В это время в комнату вошел Тищенко. Бросил взгляд на стол, за которым до недавнего времени сидел Рубан, и Ирине хватило этой минуты, чтобы спрятать письмо в ящик стола.
– Добрый день, – поздоровался с Клавой.
Та отложила линейку, поправила прическу. Взяла целлулоидный угольник, держала его двумя пальцами. Пальцы у нее красивые, ногти наманикюрены.
– А я сегодня не узнала вас по походке. Вы в хорошей форме. Похудели… Вам идет, – сказала кокетливо. Так уж у них повелось, и он принял игру, как прежде.
– Наконец я понравился вам по-настоящему. А что похудел, так неудивительно. Полтора месяца боев… Халтурщик, интриган… фантазер.
– Были и защитники.
– Этот доброжелатель спрятался под псевдонимом. Одна и та же рука. Не знаю, кого и благодарить. Но… Я сейчас об этом просто не хочу думать. Как советуют в подобных ситуациях: поговорим лучше о любви.

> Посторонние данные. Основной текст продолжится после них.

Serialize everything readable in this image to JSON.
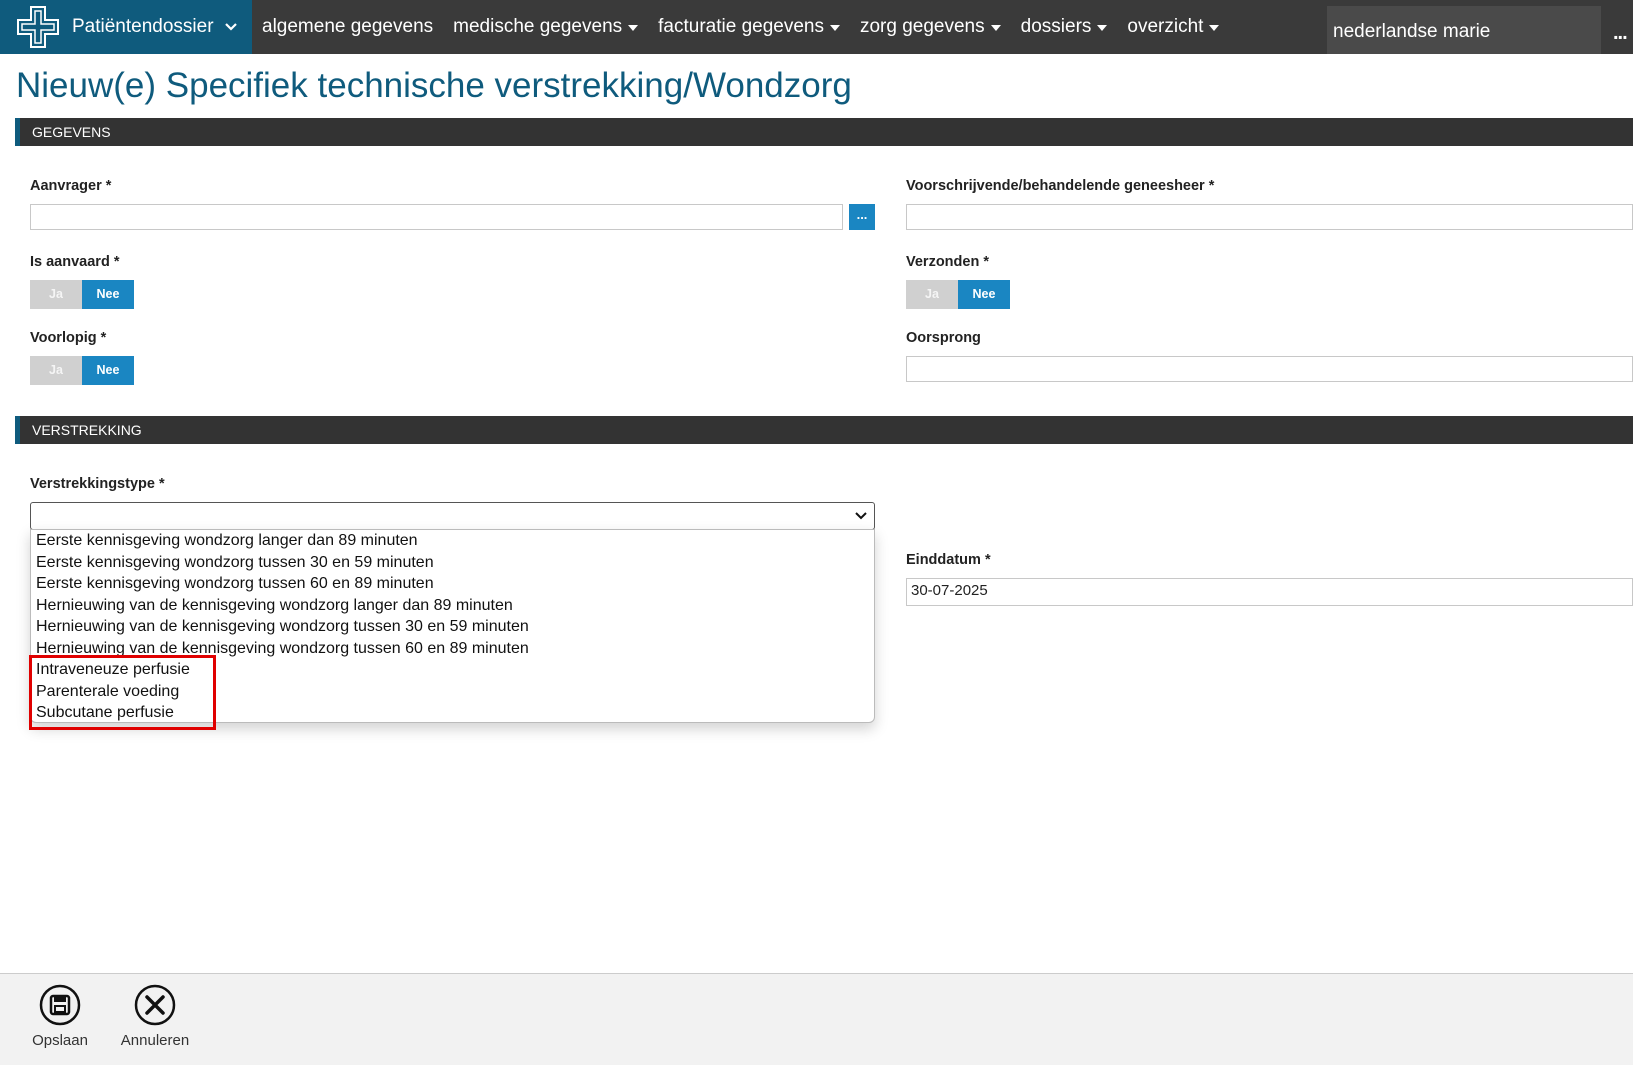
{
  "app": {
    "title": "Patiëntendossier"
  },
  "nav": {
    "items": [
      {
        "label": "algemene gegevens",
        "has_menu": false
      },
      {
        "label": "medische gegevens",
        "has_menu": true
      },
      {
        "label": "facturatie gegevens",
        "has_menu": true
      },
      {
        "label": "zorg gegevens",
        "has_menu": true
      },
      {
        "label": "dossiers",
        "has_menu": true
      },
      {
        "label": "overzicht",
        "has_menu": true
      }
    ],
    "patient_name": "nederlandse marie",
    "more": "..."
  },
  "page": {
    "title": "Nieuw(e) Specifiek technische verstrekking/Wondzorg"
  },
  "sections": {
    "gegevens": "GEGEVENS",
    "verstrekking": "VERSTREKKING"
  },
  "form": {
    "aanvrager": {
      "label": "Aanvrager *",
      "value": "",
      "lookup": "..."
    },
    "geneesheer": {
      "label": "Voorschrijvende/behandelende geneesheer *",
      "value": ""
    },
    "is_aanvaard": {
      "label": "Is aanvaard *",
      "yes": "Ja",
      "no": "Nee",
      "selected": "Nee"
    },
    "verzonden": {
      "label": "Verzonden *",
      "yes": "Ja",
      "no": "Nee",
      "selected": "Nee"
    },
    "voorlopig": {
      "label": "Voorlopig *",
      "yes": "Ja",
      "no": "Nee",
      "selected": "Nee"
    },
    "oorsprong": {
      "label": "Oorsprong",
      "value": ""
    },
    "verstrekkingstype": {
      "label": "Verstrekkingstype *",
      "value": "",
      "options": [
        "Eerste kennisgeving wondzorg langer dan 89 minuten",
        "Eerste kennisgeving wondzorg tussen 30 en 59 minuten",
        "Eerste kennisgeving wondzorg tussen 60 en 89 minuten",
        "Hernieuwing van de kennisgeving wondzorg langer dan 89 minuten",
        "Hernieuwing van de kennisgeving wondzorg tussen 30 en 59 minuten",
        "Hernieuwing van de kennisgeving wondzorg tussen 60 en 89 minuten",
        "Intraveneuze perfusie",
        "Parenterale voeding",
        "Subcutane perfusie"
      ]
    },
    "einddatum": {
      "label": "Einddatum *",
      "value": "30-07-2025"
    }
  },
  "footer": {
    "save": "Opslaan",
    "cancel": "Annuleren"
  },
  "colors": {
    "brand": "#0f5b7d",
    "accent": "#1a86c2",
    "highlight": "#e00000",
    "topbar": "#3a3a3a"
  }
}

– О любви я всегда готова, – деланно оживилась Клава. – Только чтобы о ней говорить, нужно знать, что это такое.
– Ну, если не знаете вы…
Клава посмотрела с вызовом:
– А вы знаете?
– Не было хороших консультантов. – Лицо его посерьезнело, тень раздумья коснулась лба, бровей, они сдвинулись к переносице, нахмурились, мысль утонула в зрачках синих глаз. – Любовь тоже бывает разная. Одних вдохновляет на творчество, других – на убийство.
– Это уж слишком, – вздохнула Клава. – До убийства мне далеко. И творчество мое… все тут. Как говорит Бас: от и до. Санузлы и дыры для канализации. По правде сказать, я о любви толком ничего не знаю. Разве что в школе – стреляла глазами в одного рыжего да прыскала в кулак. А потом замужество. Был красивый, ловкий на слово. Кого хочешь заговорит. Ему бы проповедником быть. Златоуст! Никакой идеи, просто балабол. Заговорил. А потом пригляделась… – Она махнула рукой, еще раз повторила: – Никто не знает. Может, ее и вовсе нет. Выдумали…

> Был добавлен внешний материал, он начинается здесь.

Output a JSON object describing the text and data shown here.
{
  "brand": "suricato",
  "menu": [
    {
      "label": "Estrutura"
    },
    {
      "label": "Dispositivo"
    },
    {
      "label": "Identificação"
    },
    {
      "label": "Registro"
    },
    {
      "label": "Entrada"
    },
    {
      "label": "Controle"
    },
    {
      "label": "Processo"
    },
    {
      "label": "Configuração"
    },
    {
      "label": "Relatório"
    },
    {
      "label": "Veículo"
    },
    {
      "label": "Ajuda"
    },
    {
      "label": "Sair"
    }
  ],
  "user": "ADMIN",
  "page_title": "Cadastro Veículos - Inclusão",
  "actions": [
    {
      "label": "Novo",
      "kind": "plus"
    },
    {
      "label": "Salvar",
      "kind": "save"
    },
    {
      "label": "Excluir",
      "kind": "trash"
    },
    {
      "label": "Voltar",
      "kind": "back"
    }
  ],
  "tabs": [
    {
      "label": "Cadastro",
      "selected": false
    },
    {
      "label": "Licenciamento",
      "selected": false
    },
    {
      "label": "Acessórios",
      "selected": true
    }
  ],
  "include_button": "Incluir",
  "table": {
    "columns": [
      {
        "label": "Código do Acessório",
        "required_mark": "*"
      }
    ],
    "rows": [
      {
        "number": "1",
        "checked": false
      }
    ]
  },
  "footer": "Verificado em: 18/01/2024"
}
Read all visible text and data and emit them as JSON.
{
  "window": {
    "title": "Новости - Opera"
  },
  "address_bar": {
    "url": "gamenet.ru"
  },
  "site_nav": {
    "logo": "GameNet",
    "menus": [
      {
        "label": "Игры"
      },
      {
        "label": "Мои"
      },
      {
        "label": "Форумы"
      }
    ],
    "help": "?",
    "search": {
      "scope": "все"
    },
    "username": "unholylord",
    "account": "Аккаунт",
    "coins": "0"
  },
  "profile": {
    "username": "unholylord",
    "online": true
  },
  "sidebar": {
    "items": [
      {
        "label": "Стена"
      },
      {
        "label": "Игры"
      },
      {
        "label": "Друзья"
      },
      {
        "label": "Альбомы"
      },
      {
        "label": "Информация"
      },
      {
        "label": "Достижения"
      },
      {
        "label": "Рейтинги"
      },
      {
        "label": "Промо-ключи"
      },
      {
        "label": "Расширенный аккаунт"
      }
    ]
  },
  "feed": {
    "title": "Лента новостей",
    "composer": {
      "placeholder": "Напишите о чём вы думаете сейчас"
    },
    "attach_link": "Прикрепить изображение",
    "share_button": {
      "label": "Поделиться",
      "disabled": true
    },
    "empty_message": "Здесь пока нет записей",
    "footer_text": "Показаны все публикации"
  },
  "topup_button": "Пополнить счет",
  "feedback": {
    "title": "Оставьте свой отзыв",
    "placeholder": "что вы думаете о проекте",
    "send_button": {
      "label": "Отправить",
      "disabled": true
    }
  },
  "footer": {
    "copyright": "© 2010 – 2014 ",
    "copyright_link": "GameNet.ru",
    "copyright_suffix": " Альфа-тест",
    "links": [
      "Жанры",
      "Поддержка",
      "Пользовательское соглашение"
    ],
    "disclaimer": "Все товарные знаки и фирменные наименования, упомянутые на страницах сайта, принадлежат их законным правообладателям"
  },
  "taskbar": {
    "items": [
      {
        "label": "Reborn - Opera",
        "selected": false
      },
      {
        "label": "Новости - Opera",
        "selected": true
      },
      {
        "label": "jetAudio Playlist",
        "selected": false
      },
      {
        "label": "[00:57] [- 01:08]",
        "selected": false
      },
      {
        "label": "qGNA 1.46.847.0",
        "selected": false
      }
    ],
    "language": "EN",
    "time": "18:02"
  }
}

– Есть, Клава. На любви держится мир, вся красота, и все безумие, и все творчество. Мы строим и разрушаем во имя любви. Чтобы прославиться, чтобы понравиться вам, женщинам.
– Ох, как высоко и красиво вы говорите! – заиграла глазами Клава. – Если бы не Ирина да вы бы не мой начальник, я бы попробовала дознаться, что это такое, из первоисточника.

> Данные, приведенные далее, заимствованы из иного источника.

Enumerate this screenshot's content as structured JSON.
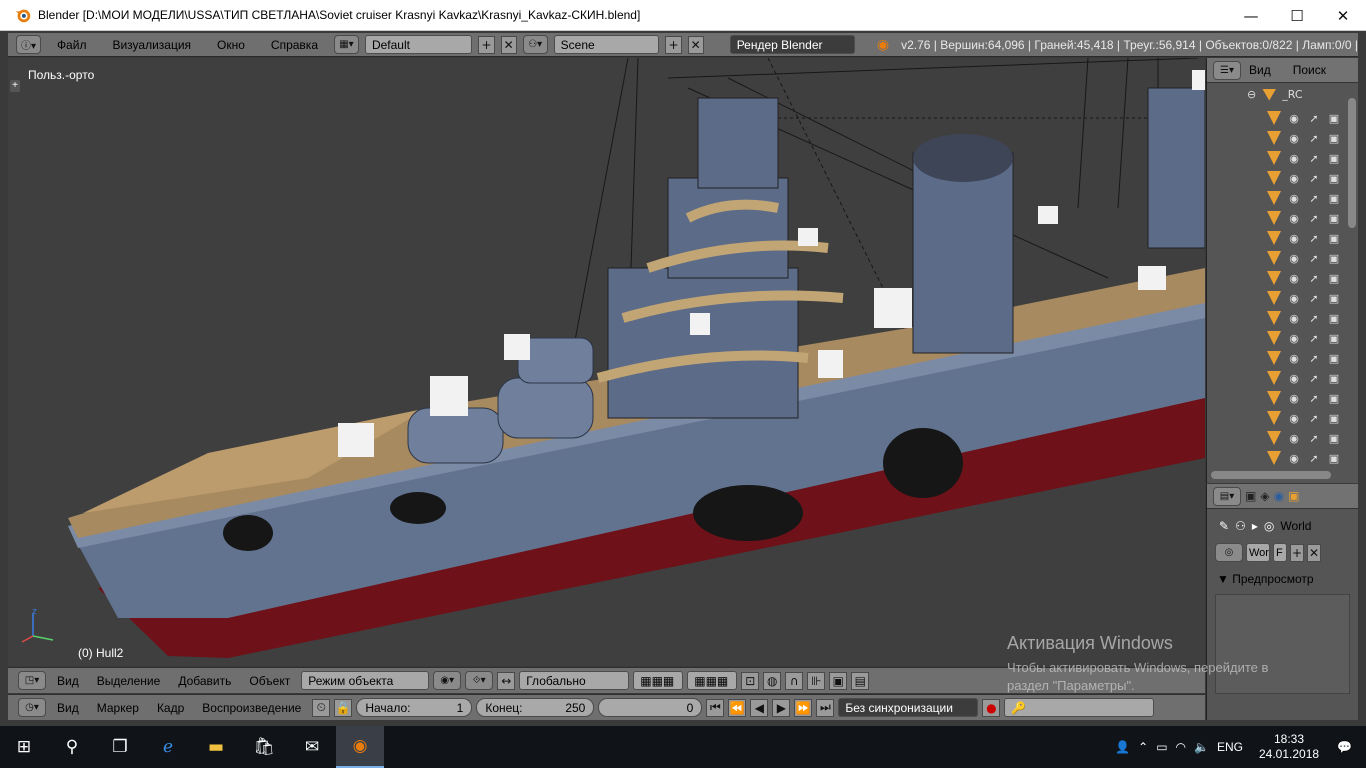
{
  "window": {
    "title": "Blender [D:\\МОИ МОДЕЛИ\\USSA\\ТИП СВЕТЛАНА\\Soviet cruiser Krasnyi Kavkaz\\Krasnyi_Kavkaz-СКИН.blend]",
    "minimize": "—",
    "maximize": "☐",
    "close": "✕"
  },
  "infobar": {
    "menu": [
      "Файл",
      "Визуализация",
      "Окно",
      "Справка"
    ],
    "screen_layout": "Default",
    "scene": "Scene",
    "render_engine": "Рендер Blender",
    "stats": "v2.76 | Вершин:64,096 | Граней:45,418 | Треуг.:56,914 | Объектов:0/822 | Ламп:0/0 | "
  },
  "viewport": {
    "view_label": "Польз.-орто",
    "object_label": "(0) Hull2"
  },
  "outliner": {
    "view": "Вид",
    "search": "Поиск",
    "root_label": "_RC"
  },
  "properties": {
    "world": "World",
    "world_field": "Wor",
    "world_f": "F",
    "preview": "Предпросмотр"
  },
  "header3d": {
    "view": "Вид",
    "select": "Выделение",
    "add": "Добавить",
    "object": "Объект",
    "mode": "Режим объекта",
    "orientation": "Глобально"
  },
  "timeline": {
    "view": "Вид",
    "marker": "Маркер",
    "frame": "Кадр",
    "playback": "Воспроизведение",
    "start_label": "Начало:",
    "start_value": "1",
    "end_label": "Конец:",
    "end_value": "250",
    "current_frame": "0",
    "sync": "Без синхронизации"
  },
  "watermark": {
    "title": "Активация Windows",
    "line1": "Чтобы активировать Windows, перейдите в",
    "line2": "раздел \"Параметры\"."
  },
  "taskbar": {
    "lang": "ENG",
    "time": "18:33",
    "date": "24.01.2018"
  }
}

– Половина преград отпадает сразу. С сегодняшнего дня я вам уже не начальник.
Клава растерялась.
– Уволили?
– Сам подал заявление.
Ирина подняла глаза, отложила линейку.
– Василий… Не поспешил ли, а?
– Нет, наоборот, – рубанул ладонью воздух Василий Васильевич. – Все шло к этому. Я тут не смог бы работать. Не хочу! Или полное доверие, или… руби канаты. Так что, Клава, теперь можете и вы…
Он сказал это серьезно, и она спросила:
– Что?
– Ну, бросить в меня камень. Пересчитать все мои грехи. Как в том анекдоте: «Здравствуйте, пан староста». – «Я уже не староста». – «Не староста? Тогда ложитесь, я вытру о вас ноги».
Клава вздохнула и ответила тоже всерьез:
– Нечего мне считать. Наоборот, я, может… Как вам сказать?.. Может, в чем-то перед вами виновата.
– Вы? – развел руками Тищенко.
Клава быстро взглянула на Ирину, отвела взгляд. Ирина вспыхнула и тоже опустила глаза. Она поняла: Клава считает себя виноватой, что не удержала ее, не помешала ее любви с Иршей. Переживает по-настоящему, казнит себя за близорукость.
– Да. Опять же из-за языка. Словом, простите… в общих чертах.
– Как это – простите в общих чертах? – улыбнулся Тищенко. – Я привык к конкретности.
– Да так просто, – заметала за собой следы Клава, быстро взглянула на часы, заторопилась: – Ой, мне нужно к Нине. Извините, – и выбежала.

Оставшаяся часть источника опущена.